Dating after Divorce: Parents Must Balance Need for Partner with Responsibility

It’s in the title, single parent, that a crucial conflict often lays — between wanting to be a single person free to date and find a significant other, and wanting to be a responsible parent by honoring family commitment to one’s children. This conflict feels like a double bind because it often is, satisfying one want sometimes coming at the expense of satisfying the other. To make time for dating and developing a serious relationship can mean energy and attention taken away from parenting; while putting offspring first, treating children as a top priority, can mean placing romantic interest second. One outcome of this conflict can be an honest ambivalence.

Sometimes the single parent can feel like having children is a mixed blessing when their needs or demands make it difficult or impossible to cultivate a serious adult relationship. Other times the single parent can feel the significant other is a mixed blessing when his or her needs and opinions complicate or conflict with parental management of the children. Resolution of this conflict by siding totally with one extreme or the other can be costly.

Total focus on the children can deny the single parent of loving adult companionship, create undue dependency for love on children, and cause great pain from loss when it is time to let grown children go. Total focus on a significant other can deny children of needed parental attention, cause actual neglect, and foster feelings in children of emotional abandonment. So what resolution should the single parent seek? There are two. One is making a compromise about attention and the second is making a distinction of love.

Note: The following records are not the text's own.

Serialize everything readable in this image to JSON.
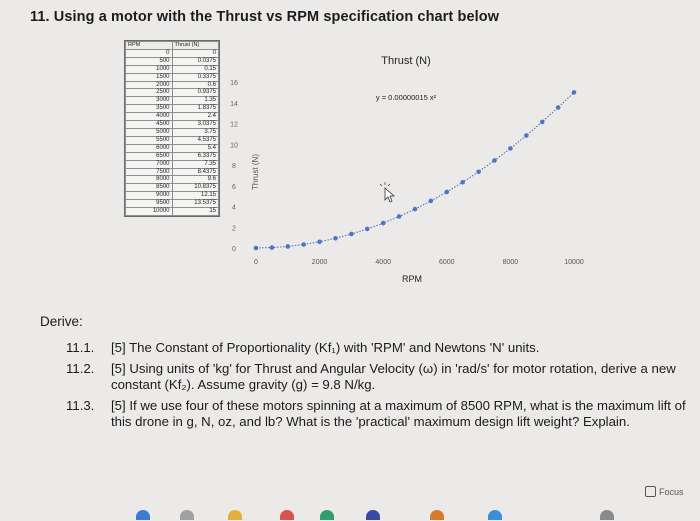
{
  "header": {
    "title": "11. Using a motor with the Thrust vs RPM specification chart below"
  },
  "table": {
    "headers": [
      "RPM",
      "Thrust (N)"
    ],
    "rows": [
      [
        "0",
        "0"
      ],
      [
        "500",
        "0.0375"
      ],
      [
        "1000",
        "0.15"
      ],
      [
        "1500",
        "0.3375"
      ],
      [
        "2000",
        "0.6"
      ],
      [
        "2500",
        "0.9375"
      ],
      [
        "3000",
        "1.35"
      ],
      [
        "3500",
        "1.8375"
      ],
      [
        "4000",
        "2.4"
      ],
      [
        "4500",
        "3.0375"
      ],
      [
        "5000",
        "3.75"
      ],
      [
        "5500",
        "4.5375"
      ],
      [
        "6000",
        "5.4"
      ],
      [
        "6500",
        "6.3375"
      ],
      [
        "7000",
        "7.35"
      ],
      [
        "7500",
        "8.4375"
      ],
      [
        "8000",
        "9.6"
      ],
      [
        "8500",
        "10.8375"
      ],
      [
        "9000",
        "12.15"
      ],
      [
        "9500",
        "13.5375"
      ],
      [
        "10000",
        "15"
      ]
    ]
  },
  "chart_data": {
    "type": "scatter",
    "title": "Thrust (N)",
    "xlabel": "RPM",
    "ylabel": "Thrust (N)",
    "equation": "y = 0.00000015  x²",
    "xlim": [
      0,
      10000
    ],
    "ylim": [
      0,
      16
    ],
    "xticks": [
      "0",
      "2000",
      "4000",
      "6000",
      "8000",
      "10000"
    ],
    "yticks": [
      "0",
      "2",
      "4",
      "6",
      "8",
      "10",
      "12",
      "14",
      "16"
    ],
    "grid": false,
    "marker_color": "#4a78c2",
    "x": [
      0,
      500,
      1000,
      1500,
      2000,
      2500,
      3000,
      3500,
      4000,
      4500,
      5000,
      5500,
      6000,
      6500,
      7000,
      7500,
      8000,
      8500,
      9000,
      9500,
      10000
    ],
    "y": [
      0,
      0.0375,
      0.15,
      0.3375,
      0.6,
      0.9375,
      1.35,
      1.8375,
      2.4,
      3.0375,
      3.75,
      4.5375,
      5.4,
      6.3375,
      7.35,
      8.4375,
      9.6,
      10.8375,
      12.15,
      13.5375,
      15
    ]
  },
  "derive": {
    "label": "Derive:",
    "questions": [
      {
        "num": "11.1.",
        "text": "[5] The Constant of Proportionality (Kf₁) with 'RPM' and Newtons 'N' units."
      },
      {
        "num": "11.2.",
        "text": "[5] Using units of 'kg' for Thrust and Angular Velocity (ω) in 'rad/s' for motor rotation, derive a new constant (Kf₂). Assume gravity (g) = 9.8 N/kg."
      },
      {
        "num": "11.3.",
        "text": "[5] If we use four of these motors spinning at a maximum of 8500 RPM, what is the maximum lift of this drone in g, N, oz, and lb? What is the 'practical' maximum design lift weight? Explain."
      }
    ]
  },
  "focus": {
    "label": "Focus"
  }
}
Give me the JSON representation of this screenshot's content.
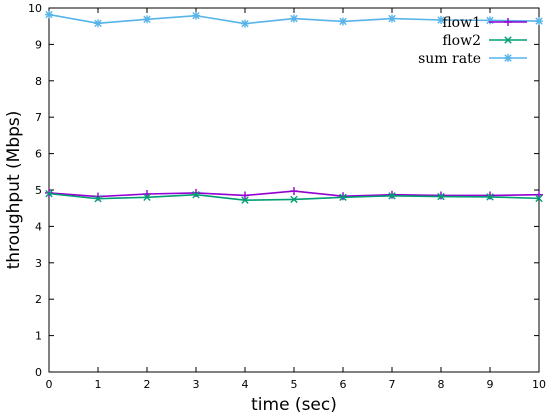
{
  "chart_data": {
    "type": "line",
    "xlabel": "time (sec)",
    "ylabel": "throughput (Mbps)",
    "xlim": [
      0,
      10
    ],
    "ylim": [
      0,
      10
    ],
    "xticks": [
      "0",
      "1",
      "2",
      "3",
      "4",
      "5",
      "6",
      "7",
      "8",
      "9",
      "10"
    ],
    "yticks": [
      "0",
      "1",
      "2",
      "3",
      "4",
      "5",
      "6",
      "7",
      "8",
      "9",
      "10"
    ],
    "grid": false,
    "legend_position": "top-right",
    "x": [
      0,
      1,
      2,
      3,
      4,
      5,
      6,
      7,
      8,
      9,
      10
    ],
    "series": [
      {
        "name": "flow1",
        "color": "#9400d3",
        "marker": "plus",
        "values": [
          4.92,
          4.82,
          4.89,
          4.92,
          4.85,
          4.97,
          4.83,
          4.87,
          4.85,
          4.85,
          4.87
        ]
      },
      {
        "name": "flow2",
        "color": "#009e73",
        "marker": "cross",
        "values": [
          4.9,
          4.76,
          4.8,
          4.87,
          4.72,
          4.74,
          4.8,
          4.84,
          4.82,
          4.81,
          4.77
        ]
      },
      {
        "name": "sum rate",
        "color": "#56b4e9",
        "marker": "star",
        "values": [
          9.82,
          9.58,
          9.69,
          9.79,
          9.57,
          9.71,
          9.63,
          9.71,
          9.67,
          9.66,
          9.64
        ]
      }
    ]
  }
}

THE COMPROMISE ABOUT ATENTION

The compromise between balancing needs for adult companionship and parental responsibility requires knowing that between the extremes of total absorption with children and total romantic preoccupation with another adult is a middle way. Children have to understand that it is important for their single parent to have loving adult companionship so that child love is not the only love that mother or father is bound to have. The significant other has to understand that the single parent is married to a previous and ongoing commitment to children that will not be forsaken for romantic love.

 

To find the middle way, the single parent must honor relational needs with children and with significant other by dividing availability out. Neither one of you can have all of my attention, but there will be sufficient to go around. You can’t always have as much from me as you ideally want to get. I can’t always provide as much for you as I ideally want to give. Many times none of us will be totally satisfied. And that is okay. Resolution of the being single versus being parent conflict means that all parties concerned — single parent, children, significant other — will have to be content with the compromise: Some attention is enough.


THE DISTINCTION ABOUT LOVE

Sometimes, in the conflict between wanting to act single and wanting to act parent, the single mother or father can feel torn — love for the romantic other in seeming conflict with love for one’s children. On these occasions it helps if the single parent can separate the concept of love from the concept of attention. Showing one party less attention on a particular occasion and the other more does not signify less love for one and more for the other. As mentioned above, compromising how attention is given is the best a single parent can do.

Attention is not the same as love. Attention shifts around, but love is constant. Equality of attention does not signify equality of love. Not only is love a constant, but there is an important between difference between partner love and parent love. They are not the same. They are not in competition. Neither one need be or should be at the expense of the other. Partner love is committed to deepening adult intimacy. Parent love is committed to care-taking a growing child. To give partner love to a child inappropriately treats that son or daughter as a source of adult intimacy. To give parent love to a significant other inappropriately treats that man or woman as a dependent child. The resolution of the single parent (acting single vs. acting parent) conflict is compromising how attention is given, and maintaining the distinction between partner love and parental love.